The tabling of Bill C-291 comes two weeks ahead of when Vermont’s mandatory labelling law is set to take effect. Starting July 1, Vermont law will require many companies using GM crops to disclose that information on labels.
“This movement that we’ve seen in Vermont is here in Canada too, and there’s a similar push from Canadian consumers,” Chopra said.
A news release issued by the NDP noted that for 10 years, surveys have shown that nearly 90 percent of Canadians support the labelling of GM food. Campbell Soup Co., General Mills and Kellogg’s, among others, have introduced GM-labelling on US products ahead of July 1.

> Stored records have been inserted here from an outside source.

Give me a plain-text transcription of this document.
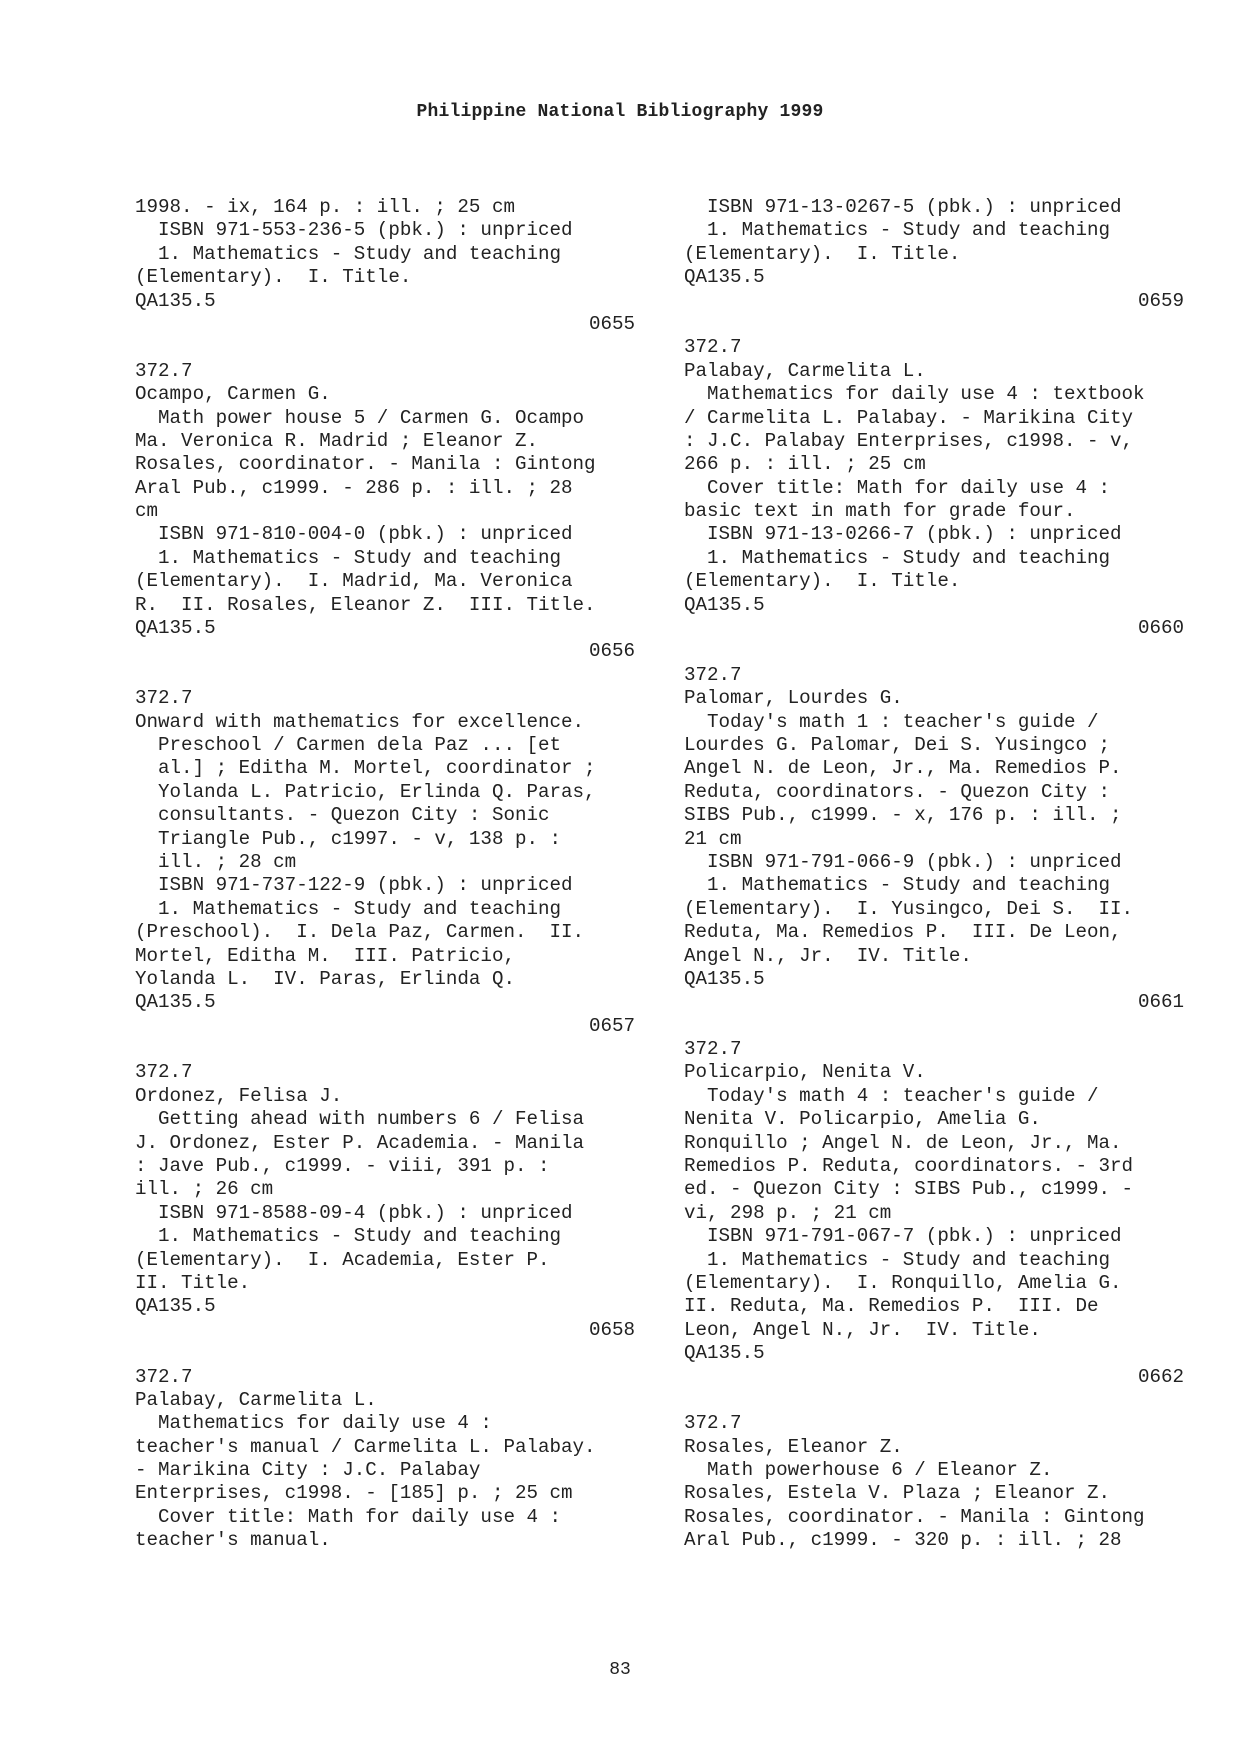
Philippine National Bibliography 1999
1998. - ix, 164 p. : ill. ; 25 cm
ISBN 971-553-236-5 (pbk.) : unpriced
1. Mathematics - Study and teaching
(Elementary).  I. Title.
QA135.5
0655
372.7
Ocampo, Carmen G.
Math power house 5 / Carmen G. Ocampo
Ma. Veronica R. Madrid ; Eleanor Z.
Rosales, coordinator. - Manila : Gintong
Aral Pub., c1999. - 286 p. : ill. ; 28
cm
ISBN 971-810-004-0 (pbk.) : unpriced
1. Mathematics - Study and teaching
(Elementary).  I. Madrid, Ma. Veronica
R.  II. Rosales, Eleanor Z.  III. Title.
QA135.5
0656
372.7
Onward with mathematics for excellence.
Preschool / Carmen dela Paz ... [et
al.] ; Editha M. Mortel, coordinator ;
Yolanda L. Patricio, Erlinda Q. Paras,
consultants. - Quezon City : Sonic
Triangle Pub., c1997. - v, 138 p. :
ill. ; 28 cm
ISBN 971-737-122-9 (pbk.) : unpriced
1. Mathematics - Study and teaching
(Preschool).  I. Dela Paz, Carmen.  II.
Mortel, Editha M.  III. Patricio,
Yolanda L.  IV. Paras, Erlinda Q.
QA135.5
0657
372.7
Ordonez, Felisa J.
Getting ahead with numbers 6 / Felisa
J. Ordonez, Ester P. Academia. - Manila
: Jave Pub., c1999. - viii, 391 p. :
ill. ; 26 cm
ISBN 971-8588-09-4 (pbk.) : unpriced
1. Mathematics - Study and teaching
(Elementary).  I. Academia, Ester P.
II. Title.
QA135.5
0658
372.7
Palabay, Carmelita L.
Mathematics for daily use 4 :
teacher's manual / Carmelita L. Palabay.
- Marikina City : J.C. Palabay
Enterprises, c1998. - [185] p. ; 25 cm
Cover title: Math for daily use 4 :
teacher's manual.
ISBN 971-13-0267-5 (pbk.) : unpriced
1. Mathematics - Study and teaching
(Elementary).  I. Title.
QA135.5
0659
372.7
Palabay, Carmelita L.
Mathematics for daily use 4 : textbook
/ Carmelita L. Palabay. - Marikina City
: J.C. Palabay Enterprises, c1998. - v,
266 p. : ill. ; 25 cm
Cover title: Math for daily use 4 :
basic text in math for grade four.
ISBN 971-13-0266-7 (pbk.) : unpriced
1. Mathematics - Study and teaching
(Elementary).  I. Title.
QA135.5
0660
372.7
Palomar, Lourdes G.
Today's math 1 : teacher's guide /
Lourdes G. Palomar, Dei S. Yusingco ;
Angel N. de Leon, Jr., Ma. Remedios P.
Reduta, coordinators. - Quezon City :
SIBS Pub., c1999. - x, 176 p. : ill. ;
21 cm
ISBN 971-791-066-9 (pbk.) : unpriced
1. Mathematics - Study and teaching
(Elementary).  I. Yusingco, Dei S.  II.
Reduta, Ma. Remedios P.  III. De Leon,
Angel N., Jr.  IV. Title.
QA135.5
0661
372.7
Policarpio, Nenita V.
Today's math 4 : teacher's guide /
Nenita V. Policarpio, Amelia G.
Ronquillo ; Angel N. de Leon, Jr., Ma.
Remedios P. Reduta, coordinators. - 3rd
ed. - Quezon City : SIBS Pub., c1999. -
vi, 298 p. ; 21 cm
ISBN 971-791-067-7 (pbk.) : unpriced
1. Mathematics - Study and teaching
(Elementary).  I. Ronquillo, Amelia G.
II. Reduta, Ma. Remedios P.  III. De
Leon, Angel N., Jr.  IV. Title.
QA135.5
0662
372.7
Rosales, Eleanor Z.
Math powerhouse 6 / Eleanor Z.
Rosales, Estela V. Plaza ; Eleanor Z.
Rosales, coordinator. - Manila : Gintong
Aral Pub., c1999. - 320 p. : ill. ; 28
83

Rob Saik, chief executive officer of Agri-Trend, a farm management and consulting firm, said this is a preventive measure from big companies because they haven’t seen a definitive rejection of labelling movements in the United States. Saik expects the labelling requirements to have a U.S.-wide impact because it’s difficult to manufacture individual products for consumption solely in Vermont.
“You can’t just instantly start slapping on GMO stickers to sell into Vermont,” he said. “This state that has something like half a million people in it is starting to cause major issues in the United States,” he added.
Saik said anti-GMO activism has given biotechnology negative connotations and called mandatory labelling fear-generated because research shows GM food is safe to eat.
“It will generally result in the public not buying because of the GMO label,” Saik said.
Recent research from the National Academy of Sciences has determined that GMOs are fit for human consumption. The multi-year report pointed out that GMO critics are concerned about possible adverse effects on human health, the environment and ethical considerations.
GM crops have been in the market for about 20 years — having been introduced commercially in the 1990s — which Chopra said isn’t long enough to fully measure cause-and-effect. Canada’s current regulations do not require any GM labelling and assess each crop based on its merits, reviewing new crops or phenotypes on a novel-trait basis.